1. Катон Старший, услышав однажды, как хвалят человека, отличавшегося безрассудной смелостью и отвагой на войне, заметил, что совсем не одно и то же – высоко ценить доблесть и ни во что не ставить собственную жизнь, и это совершенно верно. Был, например, у Антигона воин, храбрый и решительный, но болезненного вида и слабого телосложения; царь как-то спросил его, отчего он такой бледный; тот признался, что страдает каким-то непонятным недугом. Считая своим долгом ему помочь, царь приказал врачам, если остается еще какая-то надежда, испробовать самые сильные средства, но когда этот замечательный воин был исцелен, в нем не осталось ни прежнего презрения к опасности, ни неукротимой стремительности в боях, так что Антигон, удивленный этой переменой, вызвал его к себе. А тот не стал скрывать причины и сказал: «Царь, ты сам лишил меня мужества, избавив от напастей, из-за которых я перестал было радеть о своей жизни». Мне кажется, то же имел в виду и некий житель Сибариса[626], сказав о спартанцах, что они не совершают ничего великого, охотно идя в битвах навстречу смерти, которая избавит их от бесчисленных трудов и столь сурового уклада жизни. Впрочем, вполне понятно, что сибаритам, вконец изнеженным и испорченным роскошью, казалось, будто люди, которые из стремления к прекрасному и из благородного честолюбия не страшатся смерти, ненавидят жизнь; но лакедемонянам одна и та же доблесть давала силы и радостно жить и умирать радостно, как явствует из погребальной песни, гласящей, что

Благо – не жизнь и не смерть; они умерли, благом считая

Доблестно жизнь провести, доблестно встретить конец.

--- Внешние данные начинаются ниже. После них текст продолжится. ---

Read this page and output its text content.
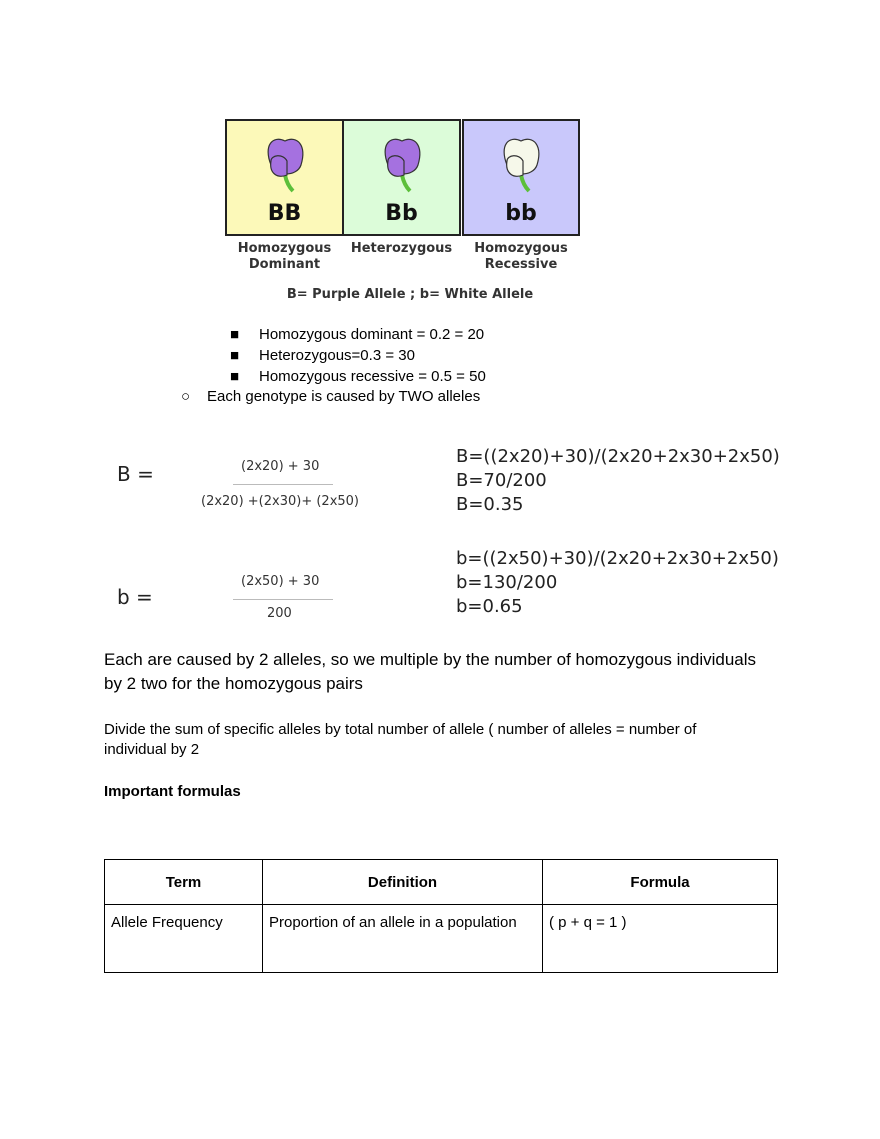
BB	Bb	bb
Homozygous
Dominant
Heterozygous	Homozygous
Recessive
B= Purple Allele ; b= White Allele
■ Homozygous dominant = 0.2 = 20
■ Heterozygous=0.3 = 30
■ Homozygous recessive = 0.5 = 50
○ Each genotype is caused by TWO alleles
B =	(2x20) + 30
(2x20) +(2x30)+ (2x50)
B=((2x20)+30)/(2x20+2x30+2x50)
B=70/200
B=0.35
b =
(2x50) + 30
200
b=((2x50)+30)/(2x20+2x30+2x50)
b=130/200
b=0.65
Each are caused by 2 alleles, so we multiple by the number of homozygous individuals
by 2 two for the homozygous pairs
Divide the sum of specific alleles by total number of allele ( number of alleles = number of
individual by 2
Important formulas
Term	Definition	Formula
Allele Frequency	Proportion of an allele in a population	( p + q = 1 )
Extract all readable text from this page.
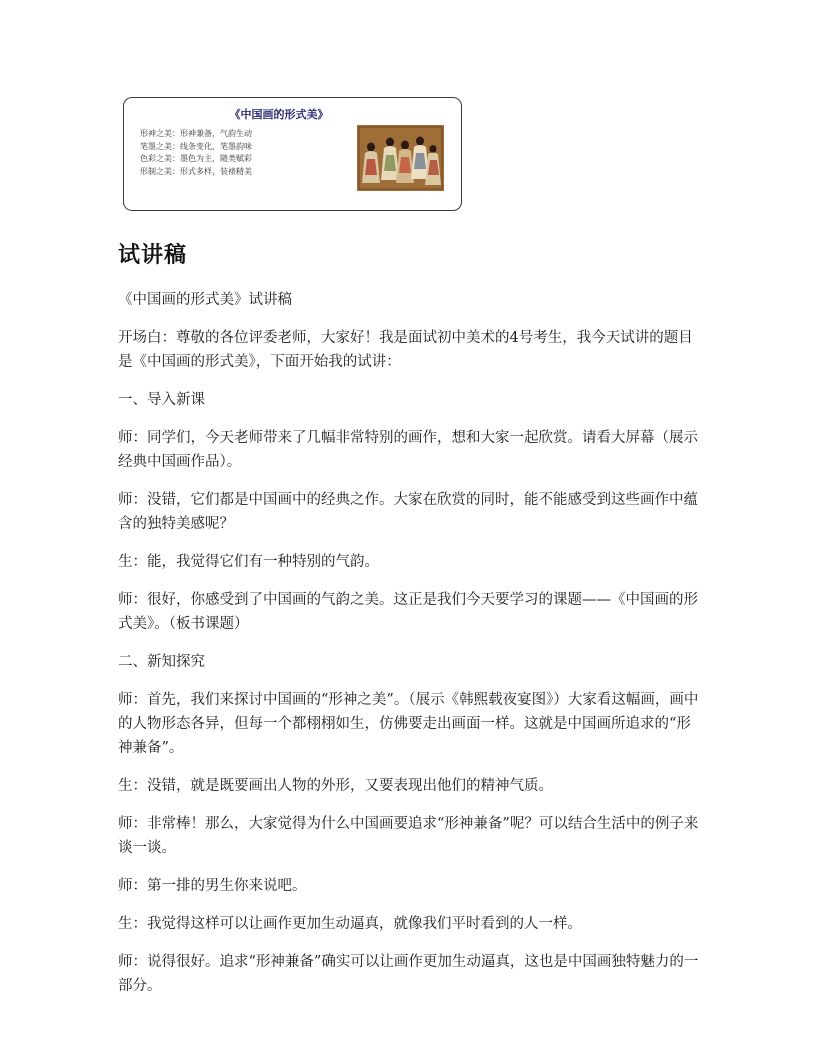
《中国画的形式美》
形神之美：形神兼备，气韵生动
笔墨之美：线条变化，笔墨韵味
色彩之美：墨色为主，随类赋彩
形制之美：形式多样，装裱精美
试讲稿

《中国画的形式美》试讲稿

开场白：尊敬的各位评委老师，大家好！我是面试初中美术的4号考生，我今天试讲的题目是《中国画的形式美》，下面开始我的试讲：

一、导入新课

师：同学们，今天老师带来了几幅非常特别的画作，想和大家一起欣赏。请看大屏幕（展示经典中国画作品）。

师：没错，它们都是中国画中的经典之作。大家在欣赏的同时，能不能感受到这些画作中蕴含的独特美感呢？

生：能，我觉得它们有一种特别的气韵。

师：很好，你感受到了中国画的气韵之美。这正是我们今天要学习的课题——《中国画的形式美》。（板书课题）

二、新知探究

师：首先，我们来探讨中国画的“形神之美”。（展示《韩熙载夜宴图》）大家看这幅画，画中的人物形态各异，但每一个都栩栩如生，仿佛要走出画面一样。这就是中国画所追求的“形神兼备”。

生：没错，就是既要画出人物的外形，又要表现出他们的精神气质。

师：非常棒！那么，大家觉得为什么中国画要追求“形神兼备”呢？可以结合生活中的例子来谈一谈。

师：第一排的男生你来说吧。

生：我觉得这样可以让画作更加生动逼真，就像我们平时看到的人一样。

师：说得很好。追求“形神兼备”确实可以让画作更加生动逼真，这也是中国画独特魅力的一部分。
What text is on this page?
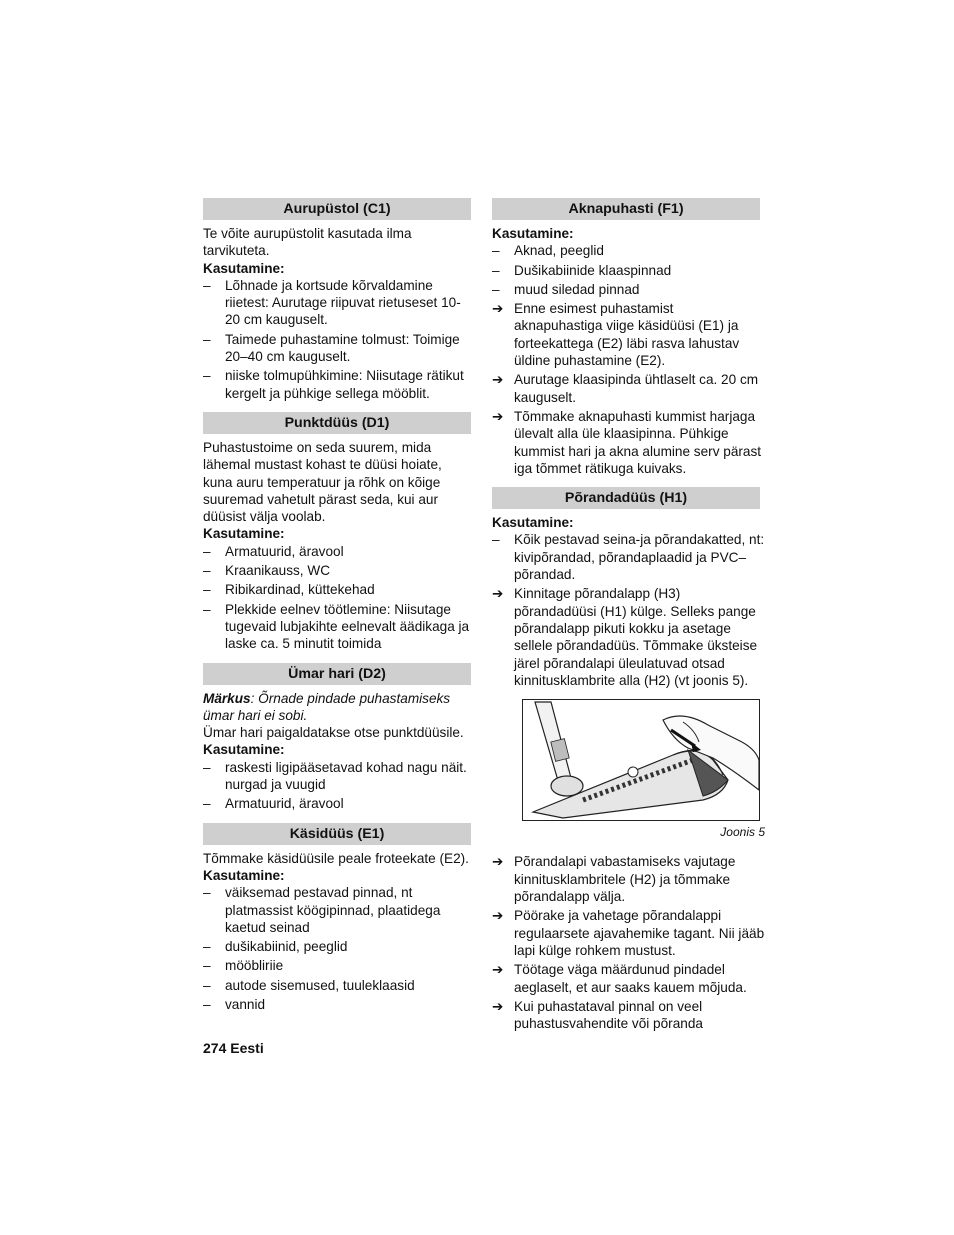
Aurupüstol (C1)

Te võite aurupüstolit kasutada ilma tarvikuteta.

Kasutamine:

–	Lõhnade ja kortsude kõrvaldamine riietest: Aurutage riipuvat rietuseset 10-20 cm kauguselt.
–	Taimede puhastamine tolmust: Toimige 20–40 cm kauguselt.
–	niiske tolmupühkimine: Niisutage rätikut kergelt ja pühkige sellega mööblit.
Punktdüüs (D1)

Puhastustoime on seda suurem, mida lähemal mustast kohast te düüsi hoiate, kuna auru temperatuur ja rõhk on kõige suuremad vahetult pärast seda, kui aur düüsist välja voolab.

Kasutamine:

–	Armatuurid, äravool
–	Kraanikauss, WC
–	Ribikardinad, küttekehad
–	Plekkide eelnev töötlemine: Niisutage tugevaid lubjakihte eelnevalt äädikaga ja laske ca. 5 minutit toimida
Ümar hari (D2)

Märkus: Õrnade pindade puhastamiseks ümar hari ei sobi.

Ümar hari paigaldatakse otse punktdüüsile.

Kasutamine:

–	raskesti ligipääsetavad kohad nagu näit. nurgad ja vuugid
–	Armatuurid, äravool
Käsidüüs (E1)

Tõmmake käsidüüsile peale froteekate (E2).

Kasutamine:

–	väiksemad pestavad pinnad, nt platmassist köögipinnad, plaatidega kaetud seinad
–	dušikabiinid, peeglid
–	mööbliriie
–	autode sisemused, tuuleklaasid
–	vannid
Aknapuhasti (F1)

Kasutamine:

–	Aknad, peeglid
–	Dušikabiinide klaaspinnad
–	muud siledad pinnad
➔ Enne esimest puhastamist aknapuhastiga viige käsidüüsi (E1) ja forteekattega (E2) läbi rasva lahustav üldine puhastamine (E2).
➔ Aurutage klaasipinda ühtlaselt ca. 20 cm kauguselt.
➔ Tõmmake aknapuhasti kummist harjaga ülevalt alla üle klaasipinna. Pühkige kummist hari ja akna alumine serv pärast iga tõmmet rätikuga kuivaks.
Põrandadüüs (H1)

Kasutamine:

–	Kõik pestavad seina-ja põrandakatted, nt: kivipõrandad, põrandaplaadid ja PVC–põrandad.
➔ Kinnitage põrandalapp (H3) põrandadüüsi (H1) külge. Selleks pange põrandalapp pikuti kokku ja asetage sellele põrandadüüs. Tõmmake üksteise järel põrandalapi üleulatuvad otsad kinnitusklambrite alla (H2) (vt joonis 5).
Joonis 5
➔ Põrandalapi vabastamiseks vajutage kinnitusklambritele (H2) ja tõmmake põrandalapp välja.
➔ Pöörake ja vahetage põrandalappi regulaarsete ajavahemike tagant. Nii jääb lapi külge rohkem mustust.
➔ Töötage väga määrdunud pindadel aeglaselt, et aur saaks kauem mõjuda.
➔ Kui puhastataval pinnal on veel puhastusvahendite või põranda
274 Eesti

Нет ничего постыдного в том, чтобы бежать от гибели, если только не стараешься спасти свою жизнь бесчестными средствами, равно как нет и ничего хорошего в том, чтобы спокойно встретить смерть, если это сочетается с презрением к жизни. Вот почему Гомер самых неустрашимых и воинственных мужи всегда выводит в бой хорошо и надежно вооруженными, а греческие законодатели карают того, кто бросит свой щит, а не меч или копье, желая этим указать, что каждому (а главе государства или войска – в особенности) надлежит раньше подумать о том, как избежать гибели самому, нежели о том, как погубить врага.

2. Если, по мысли Ификрата, легковооруженные пехотинцы подобны рукам, конница – ногам, основной строй – туловищу, а полководец – голове, то разве не верно, что, действуя дерзко и безрассудно, последний выказывает пренебрежение не только к самому себе, но и ко всем, чье спасение зависит от него? И наоборот? Вот почему Калликратид, как ни велик он был, а все же дурно ответил прорицателю: тот просил его остерегаться – внутренности жертвы явно предсказывали ему гибель, но Калликратид заявил, что один человек не решает судьбы Спарты. Разумеется, сражаясь на суше или на море, участвуя в походе, Калликратид, действительно, был «одним человеком», но командуя войском, он в себе одном соединял силу всех: тот, с кем вместе погибло такое множество людей, уже не был «одним». Удачнее выразился Антигон, в ту пору уже старик, перед морской битвой при Андросе, когда кто-то сказал ему, что у противника гораздо больше кораблей. «А за сколько кораблей ты намерен считать меня?» – спросил Антигон, по справедливости высоко ценя соединенное с опытом и мужеством достоинство полководца, первая обязанность которого – оберегать того, кто должен сберечь всех остальных. И правильно возразил Тимофей Харету, выставлявшему напоказ перед афинянами шрамы и пробитый копьем щит: «А мне, – заметил он, – было очень стыдно, когда во время осады Самоса подле меня упал дротик: я понял, что веду себя легкомысленнее, чем подобает стратегу и командующему таким войском». Если полководец, рискуя собой, может решить исход всей войны, пусть не щадит ни сил, ни самой жизни, забыв о тех, кто утверждает, будто настоящий полководец должен умереть от старости или, по крайней мере, под старость. Но если счастливый оборот событий улучшит положение лишь незначительно, тогда как несчастливый может погубить все, никто не станет требовать, чтобы дело простого воина с опасностью для себя выполнял полководец.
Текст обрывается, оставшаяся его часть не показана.